If this observation was made done from a public area or from a publicly visible vantage point, how would you're describing be any different from news coverage?
Basically every way? If the government was tracking everywhere you went via cameras, people would also call that spying. Are you arguing that when a spy follows someone in public and watches everything they do, that isn't spying?
While they don't track other people everywhere at once, the media does record what people say or do and you as an individual have little control concerning what's published about you and how and to what degree other will react. But this form of recording isn't generally called spying, even if the circumstances are disadvantageous or even dangerous to the subject being recorded. When it comes to the media, the general understanding is that there is no reasonable expectation of privacy in a public area. I don't see why it would be different for government. In addition, the government needn't set up these cameras when it can simply request footage from third parties such as Nest and/or its end-users. The person "violating" your expectation to privacy in a public setting is your fellow private citizen whether for occupational or security-related reasons. The same is true for public posts on the Internet. There is nothing that forbids the government from copy and compiling information that's publicly available to all.

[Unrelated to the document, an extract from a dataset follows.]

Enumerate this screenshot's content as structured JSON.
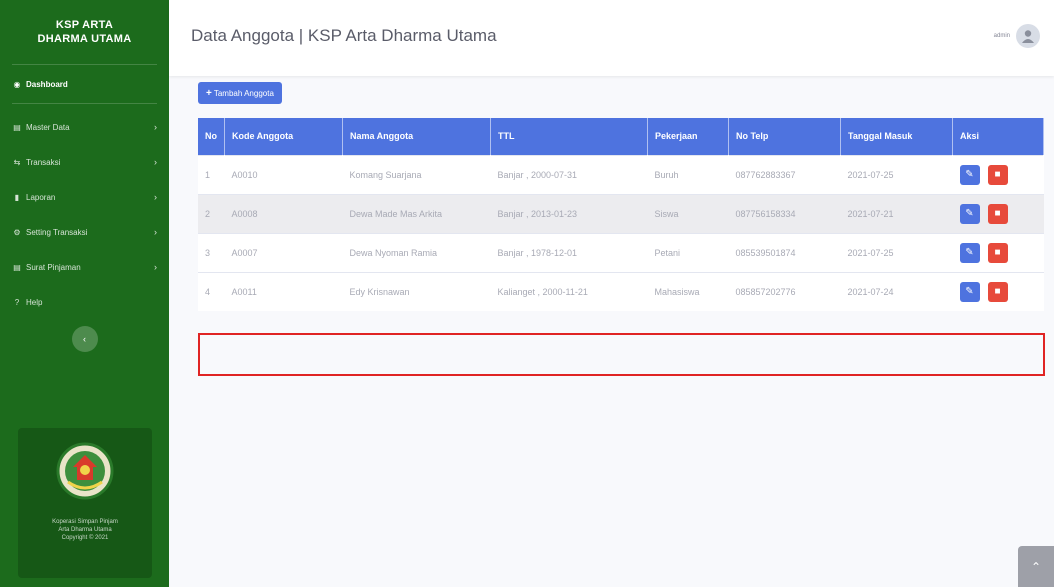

Context and scale matter. Drawing a picture of a dollar bill is not illegal, but forgery is. It's not illegal to call someone, or to ask them a question, or to follow someone. It IS illegal to stalk someone.
Who determines context in this case? On what basis?

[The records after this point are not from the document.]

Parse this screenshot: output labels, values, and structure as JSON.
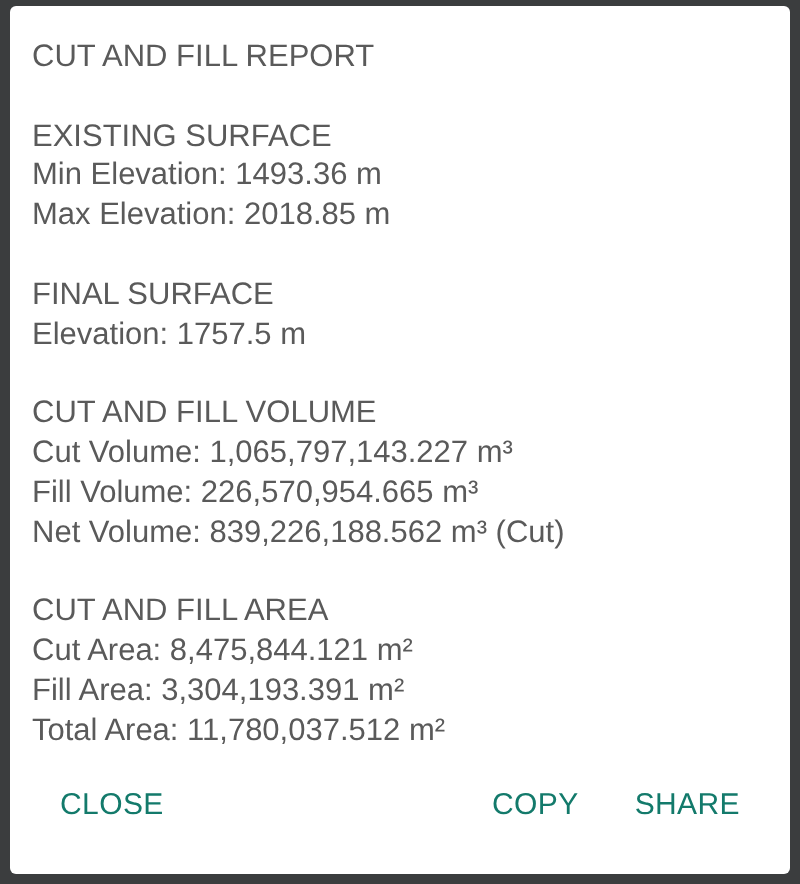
{
  "dialog": {
    "title": "CUT AND FILL REPORT",
    "sections": [
      {
        "heading": "EXISTING SURFACE",
        "lines": [
          "Min Elevation: 1493.36 m",
          "Max Elevation: 2018.85 m"
        ]
      },
      {
        "heading": "FINAL SURFACE",
        "lines": [
          "Elevation: 1757.5 m"
        ]
      },
      {
        "heading": "CUT AND FILL VOLUME",
        "lines": [
          "Cut Volume: 1,065,797,143.227 m³",
          "Fill Volume: 226,570,954.665 m³",
          "Net Volume: 839,226,188.562 m³ (Cut)"
        ]
      },
      {
        "heading": "CUT AND FILL AREA",
        "lines": [
          "Cut Area: 8,475,844.121 m²",
          "Fill Area: 3,304,193.391 m²",
          "Total Area: 11,780,037.512 m²"
        ]
      }
    ],
    "buttons_left": [
      "CLOSE"
    ],
    "buttons_right": [
      "COPY",
      "SHARE"
    ]
  }
}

I disagree that scale matters. A right doesn't disappear simply because multiple people exercise it in a way others find unpleasant. Either a liberty exists on its own merits to it doesn't.
> Drawing a picture of a dollar bill is not illegal, but forgery is
Forgery requires a mens rea; in particular there must be an intent to deceive or profit from deceit.

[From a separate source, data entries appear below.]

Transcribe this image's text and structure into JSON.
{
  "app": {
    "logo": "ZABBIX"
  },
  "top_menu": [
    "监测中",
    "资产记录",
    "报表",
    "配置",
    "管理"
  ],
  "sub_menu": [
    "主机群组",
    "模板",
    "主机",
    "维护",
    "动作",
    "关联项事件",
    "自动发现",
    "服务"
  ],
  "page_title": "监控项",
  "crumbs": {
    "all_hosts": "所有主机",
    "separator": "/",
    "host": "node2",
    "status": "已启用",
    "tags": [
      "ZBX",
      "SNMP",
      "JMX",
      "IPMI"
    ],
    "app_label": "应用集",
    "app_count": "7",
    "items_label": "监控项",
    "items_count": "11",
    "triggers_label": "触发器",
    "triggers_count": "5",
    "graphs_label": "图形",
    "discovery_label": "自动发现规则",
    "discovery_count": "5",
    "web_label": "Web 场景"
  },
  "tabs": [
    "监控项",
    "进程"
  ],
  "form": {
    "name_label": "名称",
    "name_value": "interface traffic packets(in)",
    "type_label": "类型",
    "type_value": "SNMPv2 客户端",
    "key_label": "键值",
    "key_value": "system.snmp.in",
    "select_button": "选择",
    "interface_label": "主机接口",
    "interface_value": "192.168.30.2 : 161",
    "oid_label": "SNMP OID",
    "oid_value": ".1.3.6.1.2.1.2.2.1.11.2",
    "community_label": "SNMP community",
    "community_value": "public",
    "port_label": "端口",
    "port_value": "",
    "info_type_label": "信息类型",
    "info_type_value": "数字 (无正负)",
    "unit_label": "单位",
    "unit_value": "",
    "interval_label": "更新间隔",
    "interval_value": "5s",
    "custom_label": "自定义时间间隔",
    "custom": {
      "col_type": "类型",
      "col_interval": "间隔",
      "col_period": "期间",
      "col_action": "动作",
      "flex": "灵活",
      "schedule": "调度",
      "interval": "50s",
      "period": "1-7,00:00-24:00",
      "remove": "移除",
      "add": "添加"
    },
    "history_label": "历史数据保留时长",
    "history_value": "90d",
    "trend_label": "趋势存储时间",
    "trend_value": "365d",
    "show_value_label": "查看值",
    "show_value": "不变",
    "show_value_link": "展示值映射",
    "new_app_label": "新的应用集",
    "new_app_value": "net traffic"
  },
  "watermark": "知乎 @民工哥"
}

> It's not illegal to call someone, or to ask them a question, or to follow someone. It IS illegal to stalk someone.
In a number of cases, stalking statues have and do implicate rights. There isn't a consistent corpus of case law or statute to make a clear distinction between merely undesirable contact and stalking as such.
> Who determines context in this case? On what basis?
In general, you'll be sorely disappointed if you expect law to justify itself rigorously. That's not the point. The reason we use phrases like "beyond a reasonable doubt" is because that phrase should be interpreted personally by each juror. It is intentionally divorced from an objective standard.
> There isn't a consistent corpus of case law or statute to make a clear distinction between merely undesirable contact and stalking as such.
That's really not relevant to what I'm saying. Whether it's legal or not isn't really even relevant since I'm just trying to show you something that you think should obviously be illegal.
There are many other examples where scale changes the nature of the action. Sending a GET request is fine. DDOS is not. Sharing someone's address is fine. Putting their personal information everywhere is not. Doing something once may have much less or much more than 1% of the harm of doing it 100 times.